Beijing has also been cracking down on dissidents, handing out lengthy prison terms in what some say is a bid to thwart an Arab Spring style uprising.

When asked specifically which human rights issues he’d raised with the Chinese on this trip, Harper wouldn’t answer.

“I make it my habit when I’m in another country not to say anything publicly critical of that country,” he said.

Paul Evans, director of UBC’s Institute of Asian Research, who is finishing a book on Canada and global China, suggested Harper’s trip was a return to the 2005 Paul Martin-style of managing the country’s relationship with China.

In managing the human rights file, in forging personal relationships with leaders and setting the tone during talks, “this trip signals that he has returned to the traditional Canadian perspective,” Evans said.

“We’re in the starting blocks again after a long pause.”

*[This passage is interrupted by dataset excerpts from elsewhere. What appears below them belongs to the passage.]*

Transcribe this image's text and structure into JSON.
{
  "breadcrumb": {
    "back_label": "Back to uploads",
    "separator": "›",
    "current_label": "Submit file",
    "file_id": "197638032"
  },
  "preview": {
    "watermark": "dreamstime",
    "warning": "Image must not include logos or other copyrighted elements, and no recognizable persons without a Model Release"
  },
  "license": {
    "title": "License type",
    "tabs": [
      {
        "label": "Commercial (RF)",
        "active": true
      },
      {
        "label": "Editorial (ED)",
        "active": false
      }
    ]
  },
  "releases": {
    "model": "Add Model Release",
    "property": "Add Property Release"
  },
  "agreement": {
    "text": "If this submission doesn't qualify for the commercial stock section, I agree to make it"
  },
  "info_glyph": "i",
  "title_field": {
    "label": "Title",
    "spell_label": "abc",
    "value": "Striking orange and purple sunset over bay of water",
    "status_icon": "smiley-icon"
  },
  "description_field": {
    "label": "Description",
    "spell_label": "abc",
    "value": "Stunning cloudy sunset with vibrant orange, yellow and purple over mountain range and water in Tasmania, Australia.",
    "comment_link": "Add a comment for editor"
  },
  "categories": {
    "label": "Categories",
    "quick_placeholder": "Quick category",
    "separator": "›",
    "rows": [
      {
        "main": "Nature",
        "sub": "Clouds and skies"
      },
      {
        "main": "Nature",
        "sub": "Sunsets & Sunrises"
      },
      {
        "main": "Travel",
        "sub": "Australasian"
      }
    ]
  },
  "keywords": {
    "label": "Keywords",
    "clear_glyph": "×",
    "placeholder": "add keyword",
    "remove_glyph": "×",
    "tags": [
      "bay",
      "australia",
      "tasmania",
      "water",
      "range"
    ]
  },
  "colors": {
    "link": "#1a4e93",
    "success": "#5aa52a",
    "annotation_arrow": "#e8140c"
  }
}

It’s important to note that China itself is also different, said Howard Balloch, who was Canadian ambassador to the Asian country from 1996-2001.

“The economic structure has entirely changed,” Balloch said, pointing to the booming demand for natural resources.

Resource exports to China have quadrupled in the last five years, and Chinese firms are now major investors in Canada’s energy sector.

It’s a demand Canada is happy to feed, Harper said.

“We have abundant supplies of virtually every form of energy,” he told a business forum.

“And you know, we want to sell our energy to people who want to buy our energy. It’s that simple.”

The energy and economic focus, as well as the fact he took oil and gas CEOs along as part of his entourage suggests that Harper wants to make the energy file a showpiece of his majority mandate, said Evans.

But it needs to be a broader relationship, Evans said.

“China is not just a bilateral trading partner. It’s a country that’s now setting the terms of international politics. And Mr. Harper has handled this rather narrowly - this trip was about the commercial side,” Evans said.

And even with that, Harper missed an opportunity, said Brian Masse, the NDP’s international trade critic.

“Harper’s visit to China was a missed opportunity to promote Canadian manufacturing and level the playing field,” he said in an e-mail.

“Canada should be more than exporters of natural resources, for example, shipping our raw logs to then import a finished table from China, will not create the employment needed to sustain our quality of life.”